Firefox DoH blocklist not working

hi all,

i've found a few similar issues in the forums but they are not quite what i need.

tl;dr i was expecting that the following line of configuration, which was added in a pihole PR last year, would fix my issue:

[alarm@alarmpi ~]$ cat /etc/dnsmasq.d/01-pihole.conf 
...
...
server=/use-application-dns.net/

I have a blocklist entry implemented as a regex for a certain domain. I know it works at a low-level:

(base) [kyle@catamaran ~]$ dig discord.com

; <<>> DiG 9.16.6 <<>> discord.com
;; global options: +cmd
;; Got answer:
;; ->>HEADER<<- opcode: QUERY, status: NOERROR, id: 32315
;; flags: qr aa rd ra; QUERY: 1, ANSWER: 1, AUTHORITY: 0, ADDITIONAL: 0

;; QUESTION SECTION:
;discord.com.			IN	A

;; ANSWER SECTION:
discord.com.		2	IN	A	0.0.0.0

;; Query time: 13 msec
;; SERVER: 192.168.1.193#53(192.168.1.193)
;; WHEN: Wed Nov 11 23:55:47 EST 2020
;; MSG SIZE  rcvd: 45

however firefox is not getting blocked for the same domain and i see the following in pihole query logs when making a request to discord:

2020-11-11 23:57:45 	AAAA	mozilla.cloudflare-dns.com	wgwz-mac	OK (cached)
2020-11-11 23:57:45 	A	mozilla.cloudflare-dns.com	wgwz-mac	OK (cached)

i tested accessing the same domain in chrome and the domain is blocked there (after clearing the cache). i tried clearing the firefox cache hoping it was the same but it makes no difference.

i'm at a dead end, it appears that the fix here is no longer working: Support for returning nxdomain for use-application-dns.net to disable Firefox DoH

i went through the process here for setting up the recursive DNS server:

https://docs.pi-hole.net/guides/unbound/#setting-up-pi-hole-as-a-recursive-dns-server-solution

can confirm that the test cases there worked out as documented.

what am i missing?

So you've defined some regex to block discord.com, and it get's blocked in Firefox as well as Chrome.

I'd say it works as expected.

my apologies there was a typo;

it is not working in firefox. it works everywhere else i mentioned.

Please edit your original post also to properly reflect your intention.

Let's check whether Pi-hole correctly returns NXDOMAIN for the canary domain:

nslookup use-application-dns.net

If it does, Pi-hole is wroking correctly, and it's likely that Firefox is configured to always use DoH / Trusted Recursive Resolvers regardless.

Try to disable DoH in Firefox via Options/Preferences > General > Network Settings and/or check the trr.mode.

NXDOMAIN is correctly returned:

(base) [kyle@catamaran ~]$ nslookup use-application-dns.net
Server:		192.168.1.193
Address:	192.168.1.193#53

** server can't find use-application-dns.net: NXDOMAIN

Checking out the Firefox settings now. Now that you mention it I think I may have selected an always use DoH option...

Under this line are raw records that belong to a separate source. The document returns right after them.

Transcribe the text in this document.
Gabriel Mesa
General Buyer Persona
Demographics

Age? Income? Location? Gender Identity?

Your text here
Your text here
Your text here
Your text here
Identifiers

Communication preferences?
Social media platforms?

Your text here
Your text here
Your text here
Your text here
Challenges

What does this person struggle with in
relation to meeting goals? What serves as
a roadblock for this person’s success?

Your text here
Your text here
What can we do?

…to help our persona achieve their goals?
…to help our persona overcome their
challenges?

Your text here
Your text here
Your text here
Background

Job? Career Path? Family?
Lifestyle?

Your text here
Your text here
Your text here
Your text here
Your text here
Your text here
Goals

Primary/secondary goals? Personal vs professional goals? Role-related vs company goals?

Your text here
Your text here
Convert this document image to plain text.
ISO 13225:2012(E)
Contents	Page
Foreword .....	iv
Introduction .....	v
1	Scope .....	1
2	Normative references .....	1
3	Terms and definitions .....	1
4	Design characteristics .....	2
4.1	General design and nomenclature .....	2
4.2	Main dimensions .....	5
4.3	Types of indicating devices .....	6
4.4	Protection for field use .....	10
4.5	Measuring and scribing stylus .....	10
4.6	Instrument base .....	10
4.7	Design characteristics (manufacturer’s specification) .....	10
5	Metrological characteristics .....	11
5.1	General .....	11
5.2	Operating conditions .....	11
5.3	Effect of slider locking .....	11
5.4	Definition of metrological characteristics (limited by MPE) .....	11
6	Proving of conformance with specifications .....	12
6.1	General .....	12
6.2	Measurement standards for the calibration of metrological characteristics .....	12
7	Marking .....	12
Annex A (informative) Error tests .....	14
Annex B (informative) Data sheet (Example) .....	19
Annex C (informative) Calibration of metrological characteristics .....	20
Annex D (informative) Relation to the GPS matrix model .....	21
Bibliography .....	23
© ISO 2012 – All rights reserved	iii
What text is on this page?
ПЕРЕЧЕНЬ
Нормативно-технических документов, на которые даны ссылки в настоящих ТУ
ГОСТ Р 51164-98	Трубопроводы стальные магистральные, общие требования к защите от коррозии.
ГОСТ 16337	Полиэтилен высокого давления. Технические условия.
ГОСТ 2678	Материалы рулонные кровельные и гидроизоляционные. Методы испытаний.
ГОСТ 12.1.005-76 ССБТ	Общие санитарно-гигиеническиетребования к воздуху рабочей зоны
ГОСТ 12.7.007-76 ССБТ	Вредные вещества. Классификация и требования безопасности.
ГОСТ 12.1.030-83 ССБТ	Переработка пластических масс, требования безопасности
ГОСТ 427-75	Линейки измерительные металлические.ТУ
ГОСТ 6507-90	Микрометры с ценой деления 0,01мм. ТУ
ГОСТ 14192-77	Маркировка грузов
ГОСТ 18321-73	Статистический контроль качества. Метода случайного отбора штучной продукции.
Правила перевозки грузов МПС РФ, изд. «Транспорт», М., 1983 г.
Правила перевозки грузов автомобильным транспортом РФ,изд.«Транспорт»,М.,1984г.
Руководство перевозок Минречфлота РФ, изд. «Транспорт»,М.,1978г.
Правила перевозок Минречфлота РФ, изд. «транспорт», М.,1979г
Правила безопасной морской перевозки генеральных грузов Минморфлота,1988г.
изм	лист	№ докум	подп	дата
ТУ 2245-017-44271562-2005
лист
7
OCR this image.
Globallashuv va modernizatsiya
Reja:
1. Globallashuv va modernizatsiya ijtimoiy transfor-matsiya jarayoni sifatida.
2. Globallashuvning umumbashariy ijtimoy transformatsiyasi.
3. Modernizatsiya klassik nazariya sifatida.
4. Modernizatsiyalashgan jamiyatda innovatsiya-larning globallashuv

Disabling the DoH setting, seems to have done the trick.

Screenshot_2020-11-12_20-05-24763×877 56.5 KB

Does Firefox enable this by default now? What is stated here may be true but ONLY if you manually intervene in your firefox settings (assuming it is the default setting). https://support.mozilla.org/en-US/kb/dns-over-https-doh-faqs#w_how-will-doh-impact-parental-controls

Sort of. It is the default in Firefox, but it respects the canary domain. It is only when you toggle this setting and deliberately select DoH that Firefox ignores the canary domain and does what you specified.

I think this is consistent with what I saw. But I'm pretty sure they have a pop-up now, which if you respond yes to, it turns on using DoH all the time. And it does seem to bypass the canary domain. Pop-up comes from the either the lock or shield icon next to the Firefox search bar.

This topic was automatically closed 21 days after the last reply. New replies are no longer allowed.